The Sons of Katie Elder

The Sons of Katie Elder
"First, we reunite, then find Ma and Pa's killer...then read some reviews."

Friday, November 7, 2014

Ride in the Whirlwind

I think one of the best ways to describe director Monte Hellman is interesting, maybe even quirky. A director with movies like Two Lane Blacktop, Cockfighter, and China 9, Liberty 37 to his name, Hellman specialized in odd, typically pretty low budget flicks. He also had a friendship and solid working relationship with a huge rising star in the 1960s. That name? Keep reading with 1966's Ride in the Whirlwind.

Riding south through Texas to find more work in the border country, three cowboys, Vern (Cameron Mitchell), Wes (Jack Nicholson) and Otis (Tom Filer) are casually making their way down the trail. They ride up to an isolated line shack in the mountains, a group of five men hiding out there and suspicious of this trio of newcomers. Why? The men are what's left of a gang of stagecoach robbers led by Blind Dick (Harry Dean Stanton) on the run from a posse after a robbery produced a dead stagecoach guard. Upon seeing that the three cowboys don't present a challenge, Dick allows them to eat and drink with them, even staying the night. Seeing the clues all around them, Vern, Wes and Otis immediately know they're not being told everything. They need the rest though and agree to ride out the next morning. They wait too long though. A posse shows up the next morning, and now these cowboys are in some serious trouble.
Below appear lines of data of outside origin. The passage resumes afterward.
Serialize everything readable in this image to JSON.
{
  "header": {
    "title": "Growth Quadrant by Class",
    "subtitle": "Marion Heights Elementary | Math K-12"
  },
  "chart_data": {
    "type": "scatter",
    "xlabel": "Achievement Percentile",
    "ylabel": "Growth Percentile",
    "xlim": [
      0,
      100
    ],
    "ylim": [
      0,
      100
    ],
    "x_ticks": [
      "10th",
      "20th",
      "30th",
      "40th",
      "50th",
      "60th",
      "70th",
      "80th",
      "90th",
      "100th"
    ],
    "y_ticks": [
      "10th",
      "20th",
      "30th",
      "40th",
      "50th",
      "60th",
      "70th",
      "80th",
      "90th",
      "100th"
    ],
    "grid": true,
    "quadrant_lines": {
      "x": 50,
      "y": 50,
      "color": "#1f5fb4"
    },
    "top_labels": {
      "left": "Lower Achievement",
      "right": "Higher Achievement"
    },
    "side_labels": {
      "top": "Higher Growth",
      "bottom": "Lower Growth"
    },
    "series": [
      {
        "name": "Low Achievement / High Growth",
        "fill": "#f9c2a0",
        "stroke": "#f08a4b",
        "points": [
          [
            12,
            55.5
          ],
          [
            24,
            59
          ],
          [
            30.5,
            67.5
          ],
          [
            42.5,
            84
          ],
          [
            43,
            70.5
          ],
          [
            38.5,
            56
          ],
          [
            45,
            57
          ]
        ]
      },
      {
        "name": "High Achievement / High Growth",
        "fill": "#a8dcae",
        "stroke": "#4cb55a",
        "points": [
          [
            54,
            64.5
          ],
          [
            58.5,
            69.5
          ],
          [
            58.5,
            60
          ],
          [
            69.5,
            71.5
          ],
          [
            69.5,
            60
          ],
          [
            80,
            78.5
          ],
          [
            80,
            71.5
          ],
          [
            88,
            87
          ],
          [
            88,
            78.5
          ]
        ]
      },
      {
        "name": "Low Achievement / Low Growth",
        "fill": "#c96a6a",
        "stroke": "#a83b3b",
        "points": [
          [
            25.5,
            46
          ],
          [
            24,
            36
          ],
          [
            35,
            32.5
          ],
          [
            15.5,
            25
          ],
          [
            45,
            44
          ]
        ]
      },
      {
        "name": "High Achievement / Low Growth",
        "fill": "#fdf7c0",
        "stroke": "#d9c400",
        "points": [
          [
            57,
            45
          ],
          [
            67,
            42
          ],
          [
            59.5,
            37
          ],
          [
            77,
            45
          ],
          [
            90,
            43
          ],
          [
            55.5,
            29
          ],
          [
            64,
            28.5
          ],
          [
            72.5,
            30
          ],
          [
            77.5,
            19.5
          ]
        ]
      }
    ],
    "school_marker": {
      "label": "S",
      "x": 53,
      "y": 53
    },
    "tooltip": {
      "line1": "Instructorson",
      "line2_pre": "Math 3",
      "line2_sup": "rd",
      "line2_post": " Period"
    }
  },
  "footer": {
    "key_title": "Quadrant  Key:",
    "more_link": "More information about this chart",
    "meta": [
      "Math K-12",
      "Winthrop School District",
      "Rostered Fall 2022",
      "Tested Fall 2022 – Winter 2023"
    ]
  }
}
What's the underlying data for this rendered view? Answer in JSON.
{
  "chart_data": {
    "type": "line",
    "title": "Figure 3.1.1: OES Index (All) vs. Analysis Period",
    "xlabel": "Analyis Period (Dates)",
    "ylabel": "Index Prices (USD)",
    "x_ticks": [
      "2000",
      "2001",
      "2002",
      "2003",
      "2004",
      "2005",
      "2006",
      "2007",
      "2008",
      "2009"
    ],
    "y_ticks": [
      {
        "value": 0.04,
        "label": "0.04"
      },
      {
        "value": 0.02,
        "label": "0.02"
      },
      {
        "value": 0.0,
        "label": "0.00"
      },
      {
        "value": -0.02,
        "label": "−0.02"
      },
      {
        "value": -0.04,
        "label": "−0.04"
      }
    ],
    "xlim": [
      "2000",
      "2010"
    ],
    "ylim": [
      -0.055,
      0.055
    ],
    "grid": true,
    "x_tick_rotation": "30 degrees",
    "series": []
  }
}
Shot back-to-back with another 1966 Hellman western, The Shooting, 'Whirlwind' is a little-known, mostly forgotten western. It was released in a time when the perception of the western genre was changing to a more cynical, realistic and sinister outlook. These flicks were dubbed revisionist westerns as they gave a new look at a genre that was always good guys vs. bad guys. Nothing is clean or easy. It's a dirty, gritty world where survival reigns above all else. Both Shooting and Whirlwind were filmed in Utah, the budget for both films a combined $150,000. That wouldn't cover the catering for most modern movies!

In the revisionist vein, 'Whirlwind' is worthwhile because of that darkness. If there was a such thing as a tragic western, this would be it. The iconic image of the cowboy is a genre archetype, maybe the most important western archetype. The three cowboys we meet -- Vern, Wes and Otis -- aren't heroes. They're not lightning-fast gunslingers. They're not maniacal killers. They are cowboys, plain and simple. We learn little to nothing about them, only that they're hard-working saddle tramps who are most comfortable in the saddle. Their laconic, easy-going demeanor feels real, very natural and not forced at the least. They sit around a campfire talking about where they hope to go, what jobs they hope to get. They don't want the trouble they find themselves in, but there's no clean way out of it. They have to make decisions about how far they want to go to make sure they get out unscathed.

It sounds so criminally simple, but the mistaken identity angle works perfectly. That's where the tragic element comes into play. They're just trying to do their job. They don't want anything to do with this trouble. The focus is on Nicholson and Mitchell, the younger cowboy with a lot of experience just the same and the more veteran cowboy with a few more miles on his backside. Without knowing much about them, I found myself liking them. The rest of the cast is generally unknown, Harry Dean Stanton as Blind Dick the lone exception. George Mitchell and Kathleen Squire are a husband and wife on their small ranch the cowboys meet on the trail with Millie Perkins as their semi-curious daughter.

So what's the big issue? Almost everything I've brought up until now seems like a glowing review. It could have been a classic, but it isn't. At 82 minutes, 'Whirlwind' is a short movie but it ain't a quick movie. Hellman has said in interviews he tries to focus on the visual and leave dialogue by the wayside. That's fine but when nothing happens for long stretches of an already short, slightly sluggish movie, we've got an issue. Reality is almost always a plus in a western -- and it is here -- but there just isn't much in the way of energy as our cowboys are on the run with the posse closing in not too far behind. I liked where it went late with a dark ending that could have been far darker. I liked the movie for a lot of reasons, but it could and probably should have been better. Still worth checking out if you can track it down.